The attempt by the government to effectively prohibit appeals on business rates revaluation is, quite simply, an assault on small business.

Poll Tax riot, 1990

Who predicts a riot? - The Poll Tax riot in central London in 1990 revealed a previously undreamed-of level of anger at perceived unfairness in assessing property rates - Source: Shutterstock/David Fowler

Far from providing a clear and streamlined system, the new proposed approach to check, challenge and appeal is simply a lazy attempt to reduce paperwork for the Valuations Office, which will mean businesses overpaying tax for up to five years without any recourse.

The proposed changes would essentially outlaw appeals in England, condemning hundreds of thousands of firms to overpaying their rates bills, even when they can prove they should be lower.

Under the reforms, appeals against 2017 rating assessments that fall ‘within the bounds of reasonable professional judgement’ can be dismissed, leaving businesses with limited means to challenge their assessments.

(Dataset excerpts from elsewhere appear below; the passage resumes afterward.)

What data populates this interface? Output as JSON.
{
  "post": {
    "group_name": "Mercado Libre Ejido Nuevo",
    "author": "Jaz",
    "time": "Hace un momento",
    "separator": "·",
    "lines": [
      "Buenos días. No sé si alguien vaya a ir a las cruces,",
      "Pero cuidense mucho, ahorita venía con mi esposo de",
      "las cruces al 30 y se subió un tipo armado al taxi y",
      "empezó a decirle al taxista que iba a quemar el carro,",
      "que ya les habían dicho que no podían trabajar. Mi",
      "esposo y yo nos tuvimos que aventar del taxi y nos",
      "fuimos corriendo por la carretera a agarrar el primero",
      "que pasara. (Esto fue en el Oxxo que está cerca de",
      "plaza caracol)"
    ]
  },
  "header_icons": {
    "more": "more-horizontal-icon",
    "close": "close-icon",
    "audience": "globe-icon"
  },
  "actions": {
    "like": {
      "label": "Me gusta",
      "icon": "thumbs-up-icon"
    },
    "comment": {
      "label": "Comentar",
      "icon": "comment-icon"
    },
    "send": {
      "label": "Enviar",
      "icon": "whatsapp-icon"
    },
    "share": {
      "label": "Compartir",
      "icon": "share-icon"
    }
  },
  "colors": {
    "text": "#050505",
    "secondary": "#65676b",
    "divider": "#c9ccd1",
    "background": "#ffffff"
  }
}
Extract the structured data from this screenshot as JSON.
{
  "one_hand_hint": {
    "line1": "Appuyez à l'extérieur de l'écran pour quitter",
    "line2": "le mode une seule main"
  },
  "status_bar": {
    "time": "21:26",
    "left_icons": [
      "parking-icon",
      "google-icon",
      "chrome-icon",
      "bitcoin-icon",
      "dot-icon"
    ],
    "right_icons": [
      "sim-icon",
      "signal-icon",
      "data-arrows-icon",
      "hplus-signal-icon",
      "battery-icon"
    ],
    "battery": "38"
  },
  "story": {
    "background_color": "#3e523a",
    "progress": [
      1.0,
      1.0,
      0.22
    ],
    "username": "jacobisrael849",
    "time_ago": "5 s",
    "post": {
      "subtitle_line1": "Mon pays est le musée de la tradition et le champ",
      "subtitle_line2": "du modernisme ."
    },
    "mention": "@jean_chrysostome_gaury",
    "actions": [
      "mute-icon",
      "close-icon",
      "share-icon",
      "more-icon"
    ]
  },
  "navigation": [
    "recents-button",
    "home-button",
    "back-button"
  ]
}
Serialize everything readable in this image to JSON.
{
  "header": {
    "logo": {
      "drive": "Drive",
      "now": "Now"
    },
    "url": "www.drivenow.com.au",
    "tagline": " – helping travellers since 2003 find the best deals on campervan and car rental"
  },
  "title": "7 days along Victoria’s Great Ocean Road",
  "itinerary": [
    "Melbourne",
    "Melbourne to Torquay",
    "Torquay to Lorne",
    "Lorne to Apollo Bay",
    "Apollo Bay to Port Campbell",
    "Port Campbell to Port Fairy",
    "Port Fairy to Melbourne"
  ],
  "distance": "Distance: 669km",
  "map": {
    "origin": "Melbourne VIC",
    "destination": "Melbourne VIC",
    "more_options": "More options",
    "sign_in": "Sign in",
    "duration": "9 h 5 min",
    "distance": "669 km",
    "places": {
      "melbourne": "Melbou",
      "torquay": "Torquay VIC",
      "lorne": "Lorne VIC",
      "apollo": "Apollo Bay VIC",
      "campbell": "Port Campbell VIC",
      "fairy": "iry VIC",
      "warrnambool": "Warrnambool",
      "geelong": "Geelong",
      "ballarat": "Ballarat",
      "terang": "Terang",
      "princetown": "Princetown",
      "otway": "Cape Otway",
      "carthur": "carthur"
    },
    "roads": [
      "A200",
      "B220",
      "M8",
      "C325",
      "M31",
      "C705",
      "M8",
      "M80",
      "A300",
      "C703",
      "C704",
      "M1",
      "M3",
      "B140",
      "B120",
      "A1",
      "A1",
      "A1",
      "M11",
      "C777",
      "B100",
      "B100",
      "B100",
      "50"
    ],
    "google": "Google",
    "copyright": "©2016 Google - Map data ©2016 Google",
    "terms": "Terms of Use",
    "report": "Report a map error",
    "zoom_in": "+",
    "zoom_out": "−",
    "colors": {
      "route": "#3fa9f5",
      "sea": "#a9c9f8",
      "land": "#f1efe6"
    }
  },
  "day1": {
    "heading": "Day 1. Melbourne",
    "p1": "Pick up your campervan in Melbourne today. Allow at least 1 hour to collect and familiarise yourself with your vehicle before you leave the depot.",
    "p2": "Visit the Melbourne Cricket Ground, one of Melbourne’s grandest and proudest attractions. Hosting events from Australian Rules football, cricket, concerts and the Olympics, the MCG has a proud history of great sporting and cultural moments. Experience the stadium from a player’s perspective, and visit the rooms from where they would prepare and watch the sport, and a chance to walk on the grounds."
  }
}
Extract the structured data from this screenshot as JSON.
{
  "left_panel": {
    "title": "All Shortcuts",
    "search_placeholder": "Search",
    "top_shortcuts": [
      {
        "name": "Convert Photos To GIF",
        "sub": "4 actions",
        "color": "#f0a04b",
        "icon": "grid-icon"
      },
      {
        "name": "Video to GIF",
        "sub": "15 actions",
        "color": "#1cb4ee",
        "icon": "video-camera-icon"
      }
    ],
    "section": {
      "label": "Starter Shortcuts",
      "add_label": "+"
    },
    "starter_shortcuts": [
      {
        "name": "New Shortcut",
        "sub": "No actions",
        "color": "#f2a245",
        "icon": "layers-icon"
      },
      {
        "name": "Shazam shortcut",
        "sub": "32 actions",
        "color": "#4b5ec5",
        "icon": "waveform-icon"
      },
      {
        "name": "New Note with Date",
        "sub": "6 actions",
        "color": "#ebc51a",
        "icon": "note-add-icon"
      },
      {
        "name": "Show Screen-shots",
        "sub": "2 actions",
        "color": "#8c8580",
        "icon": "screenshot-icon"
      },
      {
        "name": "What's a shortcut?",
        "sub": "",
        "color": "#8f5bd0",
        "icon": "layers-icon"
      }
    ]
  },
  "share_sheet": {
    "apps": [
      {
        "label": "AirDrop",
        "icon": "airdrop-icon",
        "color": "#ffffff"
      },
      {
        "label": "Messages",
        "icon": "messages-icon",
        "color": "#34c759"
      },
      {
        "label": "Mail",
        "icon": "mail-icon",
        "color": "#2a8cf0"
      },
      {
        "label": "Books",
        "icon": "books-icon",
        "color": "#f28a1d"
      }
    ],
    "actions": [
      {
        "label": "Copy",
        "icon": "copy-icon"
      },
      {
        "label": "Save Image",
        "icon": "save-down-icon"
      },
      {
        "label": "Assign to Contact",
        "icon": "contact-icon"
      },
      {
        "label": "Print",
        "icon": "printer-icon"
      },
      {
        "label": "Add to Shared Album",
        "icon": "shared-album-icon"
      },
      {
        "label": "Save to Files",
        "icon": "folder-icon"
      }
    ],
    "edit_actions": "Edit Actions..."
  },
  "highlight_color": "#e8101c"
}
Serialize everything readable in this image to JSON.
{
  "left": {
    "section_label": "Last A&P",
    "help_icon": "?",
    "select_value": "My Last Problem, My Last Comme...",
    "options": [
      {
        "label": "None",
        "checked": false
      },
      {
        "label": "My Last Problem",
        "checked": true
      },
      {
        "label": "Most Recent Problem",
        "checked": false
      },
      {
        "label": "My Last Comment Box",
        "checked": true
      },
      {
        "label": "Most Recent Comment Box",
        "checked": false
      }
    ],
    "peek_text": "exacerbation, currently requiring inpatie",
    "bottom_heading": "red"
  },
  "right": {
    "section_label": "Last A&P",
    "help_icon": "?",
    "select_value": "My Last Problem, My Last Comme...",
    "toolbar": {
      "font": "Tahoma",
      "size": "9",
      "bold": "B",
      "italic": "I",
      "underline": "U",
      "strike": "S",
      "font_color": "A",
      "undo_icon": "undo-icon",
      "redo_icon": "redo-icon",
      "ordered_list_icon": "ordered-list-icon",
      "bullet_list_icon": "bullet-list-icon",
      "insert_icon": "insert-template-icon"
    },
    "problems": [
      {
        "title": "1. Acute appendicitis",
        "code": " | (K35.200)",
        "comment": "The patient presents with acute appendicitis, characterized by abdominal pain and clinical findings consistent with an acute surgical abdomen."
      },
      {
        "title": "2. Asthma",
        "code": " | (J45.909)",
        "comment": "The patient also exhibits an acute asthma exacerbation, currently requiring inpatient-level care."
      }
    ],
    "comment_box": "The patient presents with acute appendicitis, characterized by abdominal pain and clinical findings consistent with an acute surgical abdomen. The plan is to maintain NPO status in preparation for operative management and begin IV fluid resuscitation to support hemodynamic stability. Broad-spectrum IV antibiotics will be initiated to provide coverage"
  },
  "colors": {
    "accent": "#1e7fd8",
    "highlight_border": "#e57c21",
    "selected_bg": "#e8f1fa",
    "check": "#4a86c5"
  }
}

This is the latest in a series of government propositions that could bind ratepayers in England, who already pay the highest local property tax in the world, to excessive business rates.

At the BCA, we work with operators of serviced, managed, industrial and co-working space, collectively providing a home to tens of thousands of small businesses and hundreds of thousands of employees.

As a professional body working at the coalface, we cannot understand why, when professing to be open for business, the government would put so significant a brake on investment and stifle opportunities for growth for thousands of our most promising new and growing companies.

We must all respond vocally and forcibly to this poorly thought-out legislation and seek to ensure it is not implemented.